Breaking with Bush

This is why the leading Republican candidates must be rejected:

What political conservatives and on-the-ground Republicans must understand at this point is that they are not breaking with the White House on immigration. They are not resisting, fighting and thereby setting down a historical marker–“At this point the break became final.” That’s not what’s happening. What conservatives and Republicans must recognize is that the White House has broken with them. What President Bush is doing, and has been doing for some time, is sundering a great political coalition. This is sad, and it holds implications not only for one political party but for the American future.

The White House doesn’t need its traditional supporters anymore, because its problems are way beyond being solved by the base. And the people in the administration don’t even much like the base. Desperate straits have left them liberated, and they are acting out their disdain. Leading Democrats often think their base is slightly mad but at least their heart is in the right place. This White House thinks its base is stupid and that its heart is in the wrong place.

For almost three years, arguably longer, conservative Bush supporters have felt like sufferers of battered wife syndrome. You don’t like endless gushing spending, the kind that assumes a high and unstoppable affluence will always exist, and the tax receipts will always flow in? Too bad! You don’t like expanding governmental authority and power? Too bad. You think the war was wrong or is wrong? Too bad.

But on immigration it has changed from “Too bad” to “You’re bad.”

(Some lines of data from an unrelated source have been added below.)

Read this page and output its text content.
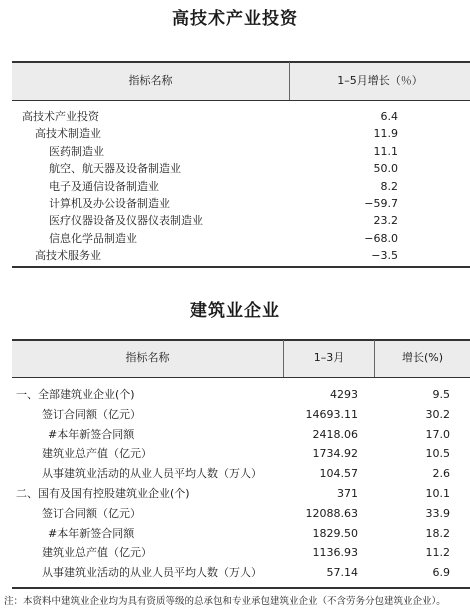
高技术产业投资
指标名称	1–5月增长（％）
高技术产业投资	6.4
高技术制造业	11.9
医药制造业	11.1
航空、航天器及设备制造业	50.0
电子及通信设备制造业	8.2
计算机及办公设备制造业	−59.7
医疗仪器设备及仪器仪表制造业	23.2
信息化学品制造业	−68.0
高技术服务业	−3.5
建筑业企业
指标名称	1–3月	增长(%)
一、全部建筑业企业(个)	4293	9.5
签订合同额（亿元）	14693.11	30.2
#本年新签合同额	2418.06	17.0
建筑业总产值（亿元）	1734.92	10.5
从事建筑业活动的从业人员平均人数（万人）	104.57	2.6
二、国有及国有控股建筑业企业(个)	371	10.1
签订合同额（亿元）	12088.63	33.9
#本年新签合同额	1829.50	18.2
建筑业总产值（亿元）	1136.93	11.2
从事建筑业活动的从业人员平均人数（万人）	57.14	6.9
注：本资料中建筑业企业均为具有资质等级的总承包和专业承包建筑业企业（不含劳务分包建筑业企业）。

They think you’re stupid. They think you’re bad. They think you want what is wrong for America. Why do you support them? Why do you reject someone like Ron Paul, who actually believes in the principles you claim to hold?

Electability means nothing but “acceptable to the party leadership”.

And stand up, all of you who told me that I was wrong back in the lead-up to the 2004 election, who insisted that Bush was a good man with a double-secret conservative plan, that the prescription drug entitlement and Patriot Act and massive increase in social spending were merely necessary concessions to the Left and national security. I haven’t noticed a single one of you Three Monkeys publicly admit that you were completely and utterly wrong.